大军行至傍晚。前方传来了急促的马蹄声。陆破虏派来的探子翻身下马。直接冲到了陆安的车架前。
「报。王爷。前方五十里发现南方勤王军主力。号称十万。由赵厉的亲信丶镇南大将军吴勇率领。对方已经在必经之路上扎下铁桶阵。扬言要取陆贼首级。」
陆安听完。没露出半点惊慌。反而兴奋地拍了下车窗。
「十万?沈万三。你出来。别在那儿算帐了。」
沈万三胖乎乎的脑袋从后头的马车里钻出来。手里还攥着个金算盘。「公子。老奴在呢。您有什麽吩咐。」
「去。给前方的吴大将军送份礼。就说本王看上他的那颗人头了。顺便问问他。如果投降。我能给他留几个儿子传宗接代。如果不降。我就让他吴家在族谱上直接画个句号。」
陆安的声音清脆响亮。传遍了四周。原本严肃的将士们爆发出一阵哄笑。这种自信是建立在无数次胜利的尸骨之上的。
沈万三嘿嘿一笑。屁颠屁颠地跑去准备了。他太清楚陆安的套路了。先用钱砸。砸不动的再用炮轰。这种全方位的降维打击。还没人能扛得住。
陆安重新坐回软榻。看着那个剥橘子的南疆女子。笑了笑。「小姐姐。别剥了。带你去见识一下什麽叫大屠杀。省得你总以为南疆那些虫子是无敌的。」
女子脸色惨白。低着头不敢回话。她已经预感到了。明天之后。南方的天就要彻底黑了。
夜色渐渐深沉。神武军在河畔安营扎寨。陆安走出马车。站在高岗上俯瞰南方。远处的地平线上。点点火光闪烁。那是敌人的营地。
陆安深吸一口冷气。稚嫩的脸上露出一抹极其冷酷的弧度。系统在脑海中发出了最后一次卷三结算的提示音。奖励丰厚得让他都不禁挑了挑眉。

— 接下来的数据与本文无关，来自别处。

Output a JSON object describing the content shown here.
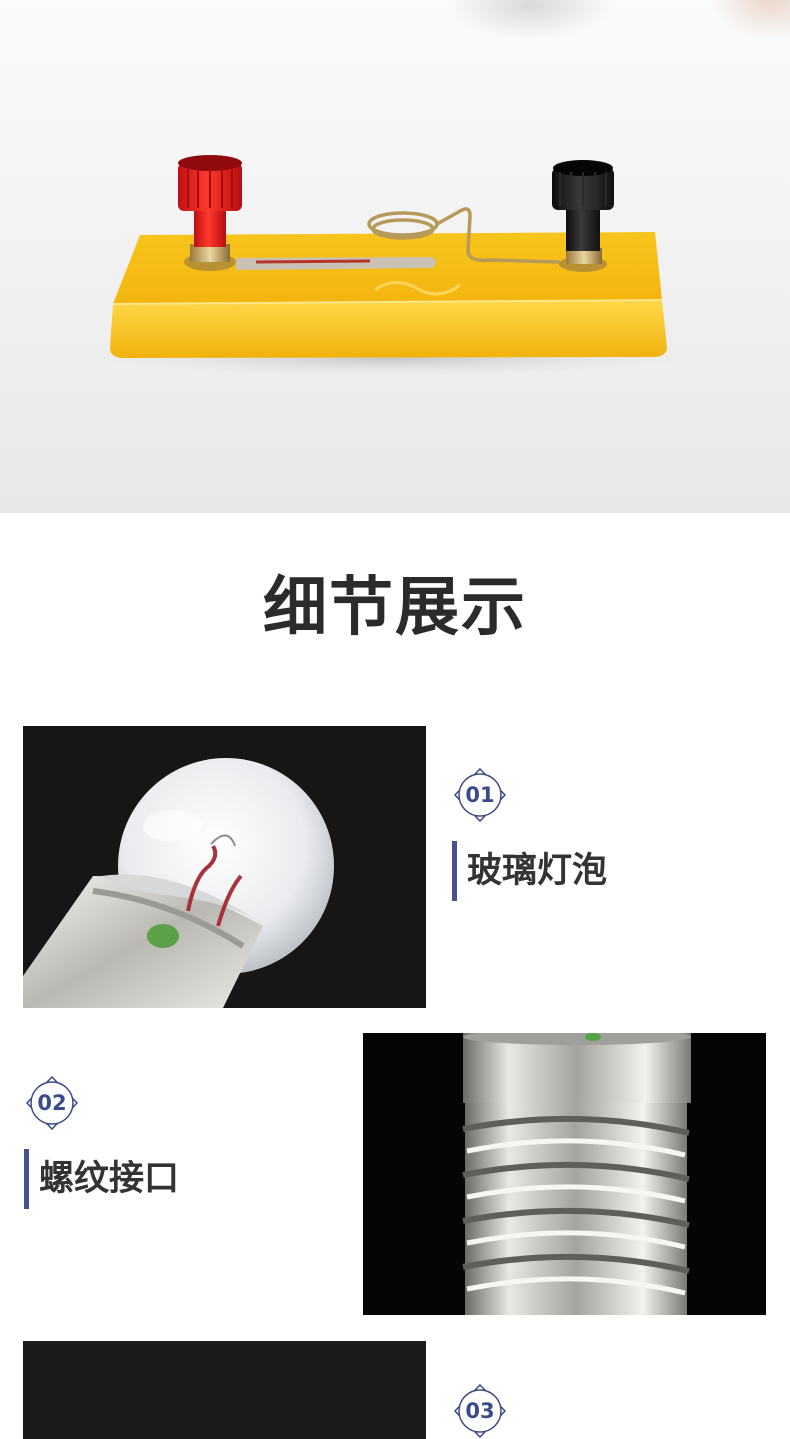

「爹。三哥。沈炼。你们看。」陆安指着那漫山的灯火。声音在夜色中传得很远。
「这旧时代的太阳落山了。以后。这大乾的天。得按照我陆安的规矩来亮。」
陆骁不知何时出现在陆安身后。那杆亮银枪在大战前夕总是显得格外寂静。他看着自家儿子小小的背影。突然觉得这孩子比他当年封侯时还要高大。
「安儿。你打算怎麽做。直接冲营吗。」陆骁问。
陆安摇了摇头。转头看向一旁的沈指挥使。
「冲营太累。费粮食。沈炼。让神机营把那几门『灭世级』的大炮拉出来。对着他们的粮仓和中军大帐。先给太上皇听个响。就当是预演一下送钟的乐曲。」
陆骁哈哈大笑。拍了拍陆安的脑袋。「你这小子。心真是比墨水还黑。不过我喜欢。」
「那是。谁让他是我亲爹呢。」陆安嘿嘿一笑。拉着老爹的手往营帐走去。
此时。南方行宫内。赵厉正对着一份檄文发呆。大殿里空荡荡的。只有几个太监在阴影里哆嗦。他总觉得脖子后面凉飕飕的。仿佛有一口大钟正悬在头顶。随时准备落下。